Au parlement européen, l’art d’étouffer la politique

Gaz de Schistes Provence - mer, 10/06/2015 - 22:25
source: mediapart

10 JUIN 2015 |  PAR LUDOVIC LAMANT

Les observateurs avaient imaginé des dizaines de rebondissements possibles, à l’approche d’un vote très attendu, mercredi midi à Strasbourg, sur le projet de traité de libre-échange avec les États-Unis (TTIP ou TAFTA pour ses adversaires). Mais ce scénario-là, ils sont peu à l’avoir vu venir. Martin Schulz, le président du Parlement européen, a décidé in extremis, mardi en début de soirée, de reporter la consultation du lendemain. Quelques lignes envoyées par mail aux 751 eurodéputés ont suffi : circulez, le vote n’aura pas lieu (ci-dessous le mail du secrétariat général envoyé aux eurodéputés).

Extrait du mail du secrétariat général du parlement européen envoyé mardi soir.

La raison de cette manœuvre est simple : le groupe politique auquel appartient Martin Schulz à Strasbourg, les sociaux-démocrates (dont le PS), se déchire en interne sur ce dossier emblématique du mandat.

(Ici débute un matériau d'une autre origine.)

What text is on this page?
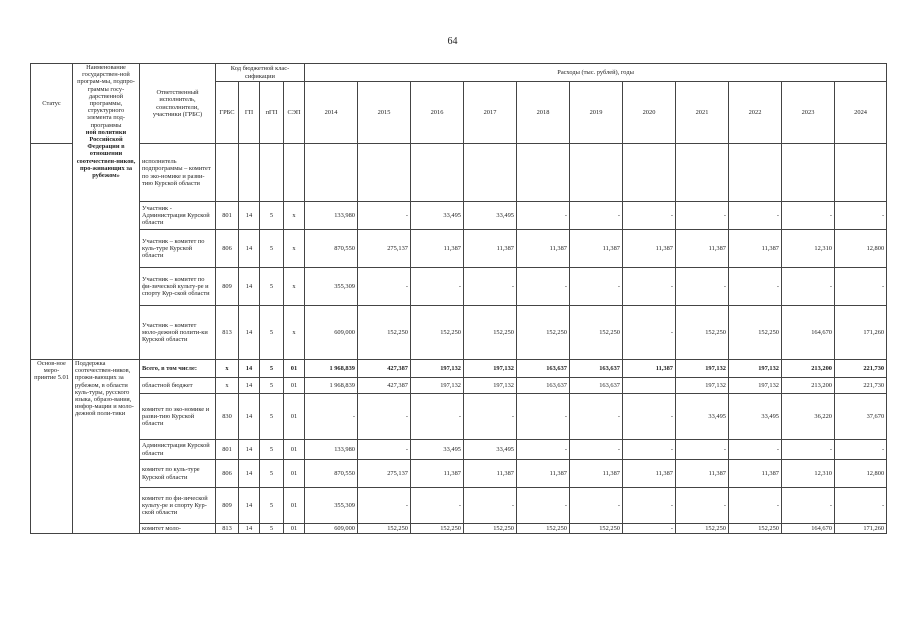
64
Статус	Наименование государствен-ной програм-мы, подпро-граммы госу-дарственной программы, структурного элемента под-программы
ной политики Российской Федерации в отношении соотечествен-ников, про-живающих за рубежом»	Ответственный исполнитель, соисполнители, участники (ГРБС)	Код бюджетной клас-сификации				Расходы (тыс. рублей), годы										
			ГРБС	ГП	пГП	СЭП	2014	2015	2016	2017	2018	2019	2020	2021	2022	2023	2024
		исполнитель подпрограммы – комитет по эко-номике и разви-тию Курской области															
		Участник - Администрация Курской области	801	14	5	х	133,980	-	33,495	33,495	-	-	-	-	-	-	-
		Участник – комитет по куль-туре Курской области	806	14	5	х	870,550	275,137	11,387	11,387	11,387	11,387	11,387	11,387	11,387	12,310	12,800
		Участник – комитет по фи-зической культу-ре и спорту Кур-ской области	809	14	5	х	355,309	-	-	-	-	-	-	-	-	-	-
		Участник – комитет моло-дежной полити-ки Курской области	813	14	5	х	609,000	152,250	152,250	152,250	152,250	152,250	-	152,250	152,250	164,670	171,260
Основ-ное меро-приятие 5.01	Поддержка соотечествен-ников, прожи-вающих за рубежом, в области куль-туры, русского языка, образо-вания, инфор-мации и моло-дежной поли-тики	Всего, в том числе:	х	14	5	01	1 968,839	427,387	197,132	197,132	163,637	163,637	11,387	197,132	197,132	213,200	221,730
		областной бюджет	х	14	5	01	1 968,839	427,387	197,132	197,132	163,637	163,637		197,132	197,132	213,200	221,730
		комитет по эко-номике и разви-тию Курской области	830	14	5	01	-	-	-	-	-	-	-	33,495	33,495	36,220	37,670
		Администрация Курской области	801	14	5	01	133,980	-	33,495	33,495	-	-	-	-	-	-	-
		комитет по куль-туре Курской области	806	14	5	01	870,550	275,137	11,387	11,387	11,387	11,387	11,387	11,387	11,387	12,310	12,800
		комитет по фи-зической культу-ре и спорту Кур-ской области	809	14	5	01	355,309	-	-	-	-	-	-	-	-	-	-
		комитет моло-	813	14	5	01	609,000	152,250	152,250	152,250	152,250	152,250	-	152,250	152,250	164,670	171,260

De ce fait, la majorité « classique » formée des conservateurs et des sociaux-démocrates, qui dicte – et plombe bien souvent – la vie de l’institution depuis l’été 2014, n’est plus assurée. En l’état, selon les derniers décomptes, ce texte n’aurait pas eu de majorité mercredi.

Une anecdote parmi d’autres, dans les méandres de la vie strasbourgeoise ? Au contraire, ce passage en force sur un texte clé du mandat est un révélateur des manières de fonctionner totalement déprimantes de l’institution. Schulz, en gestionnaire ultra-dévoué de cette « grande coalition » à l’allemande, a préféré ne prendre aucun risque. Il a choisi de ne pas organiser un vote qu’il aurait pu, sacrilège, ne pas remporter.

Mieux vaut ne pas voter que perdre : l’élu natif d’Aix-la-Chapelle a joué de sa personne comme rarement il l’a osé. Il a sorti de son chapeau un article du règlement plutôt exotique (le 175) pour renvoyer le texte en commission spécialisée, en l’occurrence la commission « commerce international » du Parlement. Selon cet article, un texte peut être reporté lorsque plus de cinquante amendements sont déposés à l’approche du vote en séance plénière – ce qui est largement le cas ici, on a recensé plus de 200 amendements.

Que s’est-il passé pour en arriver là ? La commission « commerce international » du Parlement s’était pourtant prononcée le 28 mai en faveur du TTIP en chantier, ce qui laissait présager un vote plutôt facile en plénière à Strasbourg. À l’époque, la majorité comptait toutes les voix du PPE (droite, premier groupe du Parlement, dont l’UMP) et des sociaux-démocrates du S&D (à l’exception de celle du socialiste français Emmanuel Maurel). Pour obtenir cette majorité très confortable en commission (28 voix pour, 14 contre), le rapporteur social-démocrate avait dû lâcher du lest. Il avait accepté, en particulier, de retirer du texte la mention explicite d’une exclusion de l’ISDS, ce mécanisme d’arbitrage entre État et entreprises privées qui cristallise toutes les tensions depuis le début des négociations en 2013.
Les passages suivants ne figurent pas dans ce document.